Rev.Eng

This game is being developed in C++.  I began the project primarily as a physics programmer, setting up our PhysX-based physics engine. Moving forward, as the game’s lead designer, I am focusing mainly on programming game logic and implementing level designs.


For our final project at DigiPen,  I found a group of similarly-minded people amongst my friends who wanted to make as impressive a game as we possibly could. An initial brainstorming session in my living room was soon followed by hours in front of dry-erase boards, and eventually we began working on what should be our greatest game so far: Rev.Eng.

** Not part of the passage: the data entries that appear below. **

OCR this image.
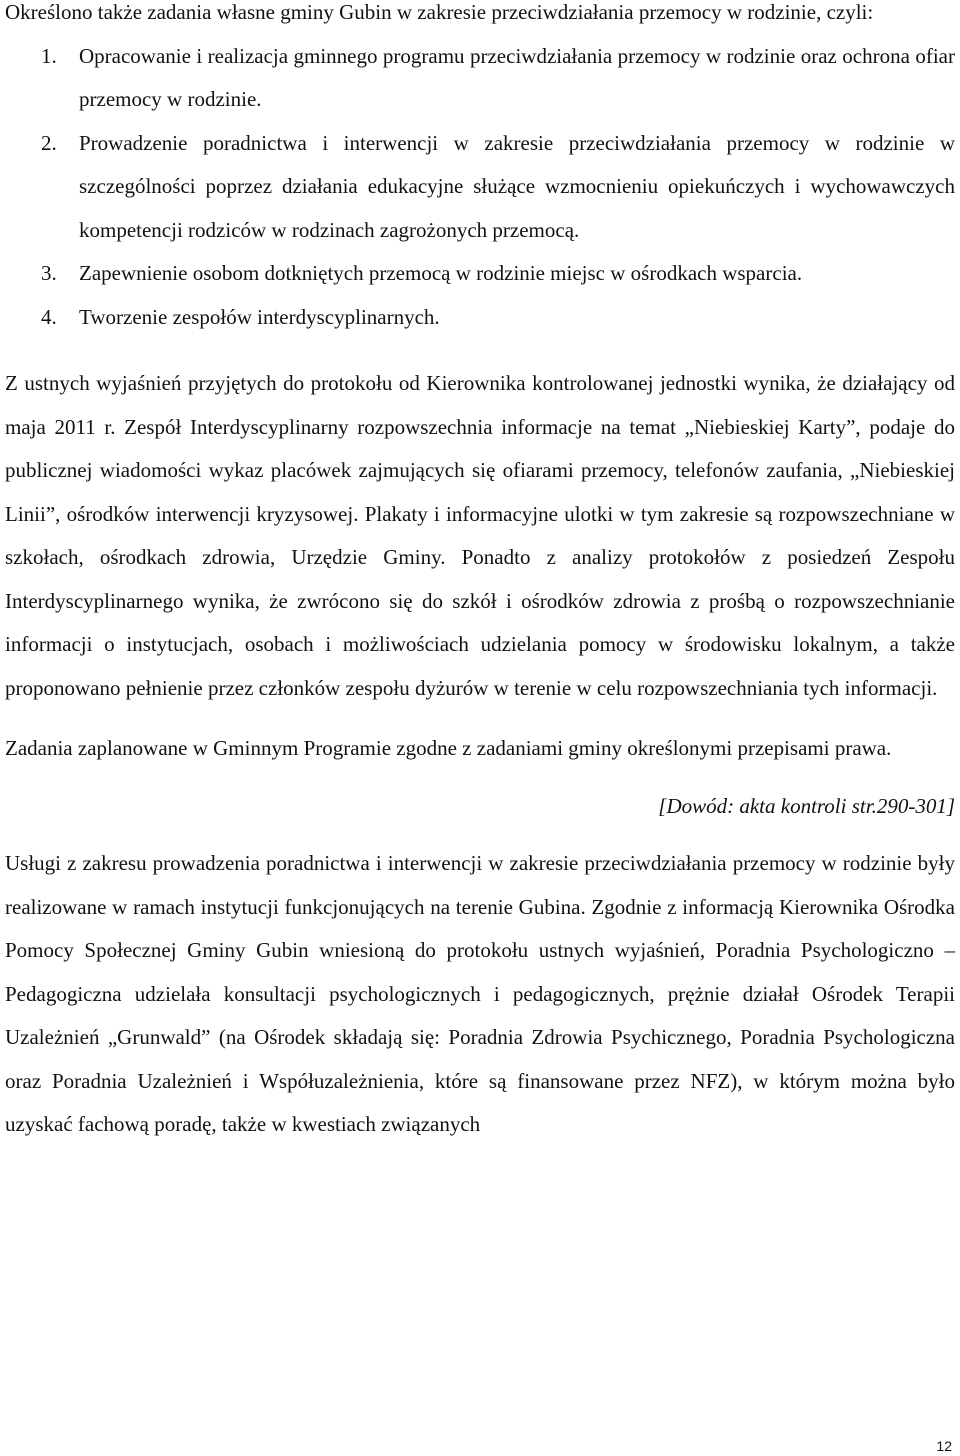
Określono także zadania własne gminy Gubin w zakresie przeciwdziałania przemocy w rodzinie, czyli:

1. Opracowanie i realizacja gminnego programu przeciwdziałania przemocy w rodzinie oraz ochrona ofiar przemocy w rodzinie.
2. Prowadzenie poradnictwa i interwencji w zakresie przeciwdziałania przemocy w rodzinie w szczególności poprzez działania edukacyjne służące wzmocnieniu opiekuńczych i wychowawczych kompetencji rodziców w rodzinach zagrożonych przemocą.
3. Zapewnienie osobom dotkniętych przemocą w rodzinie miejsc w ośrodkach wsparcia.
4. Tworzenie zespołów interdyscyplinarnych.

Z ustnych wyjaśnień przyjętych do protokołu od Kierownika kontrolowanej jednostki wynika, że działający od maja 2011 r. Zespół Interdyscyplinarny rozpowszechnia informacje na temat „Niebieskiej Karty”, podaje do publicznej wiadomości wykaz placówek zajmujących się ofiarami przemocy, telefonów zaufania, „Niebieskiej Linii”, ośrodków interwencji kryzysowej. Plakaty i informacyjne ulotki w tym zakresie są rozpowszechniane w szkołach, ośrodkach zdrowia, Urzędzie Gminy. Ponadto z analizy protokołów z posiedzeń Zespołu Interdyscyplinarnego wynika, że zwrócono się do szkół i ośrodków zdrowia z prośbą o rozpowszechnianie informacji o instytucjach, osobach i możliwościach udzielania pomocy w środowisku lokalnym, a także proponowano pełnienie przez członków zespołu dyżurów w terenie w celu rozpowszechniania tych informacji.

Zadania zaplanowane w Gminnym Programie zgodne z zadaniami gminy określonymi przepisami prawa.

[Dowód: akta kontroli str.290-301]

Usługi z zakresu prowadzenia poradnictwa i interwencji w zakresie przeciwdziałania przemocy w rodzinie były realizowane w ramach instytucji funkcjonujących na terenie Gubina. Zgodnie z informacją Kierownika Ośrodka Pomocy Społecznej Gminy Gubin wniesioną do protokołu ustnych wyjaśnień, Poradnia Psychologiczno – Pedagogiczna udzielała konsultacji psychologicznych i pedagogicznych, prężnie działał Ośrodek Terapii Uzależnień „Grunwald” (na Ośrodek składają się: Poradnia Zdrowia Psychicznego, Poradnia Psychologiczna oraz Poradnia Uzależnień i Współuzależnienia, które są finansowane przez NFZ), w którym można było uzyskać fachową poradę, także w kwestiach związanych

12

Rev.Eng is a third-person shooter with a focus on exploration. The game follows space-cartographer Ava who, after a disastrous spaceship crash, finds herself  stranded in an abandoned science facility with the ability to integrate technology into herself. Confronted with ferocious creatures twisted and granted supernatural powers by the missing scientists’ chemicals, Ava acquires the means to defend herself by absorbing the Reversal Engine — or Rev.Eng — a device designed to drain objects of excess energy. With the Rev.Eng, she drains the life-energy of the monstrous animals she encounters, and acquires their supernatural abilities in the process. Using these new skills, she must explore the area surrounding her crash site to salvage the pieces of her ship essential  to grant her the capability to fly off the planet to safety.

For this project, my team is rather larger than I am accustomed — in addition to working with four other programmers from the school’s Real Time Interactive Simulation degree, our team also consists of six artists from DigiPen’s BFA in Production Animation program. Working with so many artists has posed its own set of unique challenges. The fact that our two degrees are currently split across two separate campuses often makes communication difficult; likewise, the fact that no single lab at the school has all of the programs necessary for both artists and programmers to work makes working together sometimes challenging. I’ve learned that programmers and artists often think quite differently about many aspects of game development; and in any case, reaching unanimous agreement in a team of eleven is obviously more difficult than the teams of four or five I had in previous years. As we see our game take shape, however, it’s obvious that all this overhead is more than worth it in the end: working with a team of talented artists has allowed us to work with characters and environments that are far better than the programmer art we would have otherwise thrown together, and will allow us to deliver a final product that is much more impressive in the end.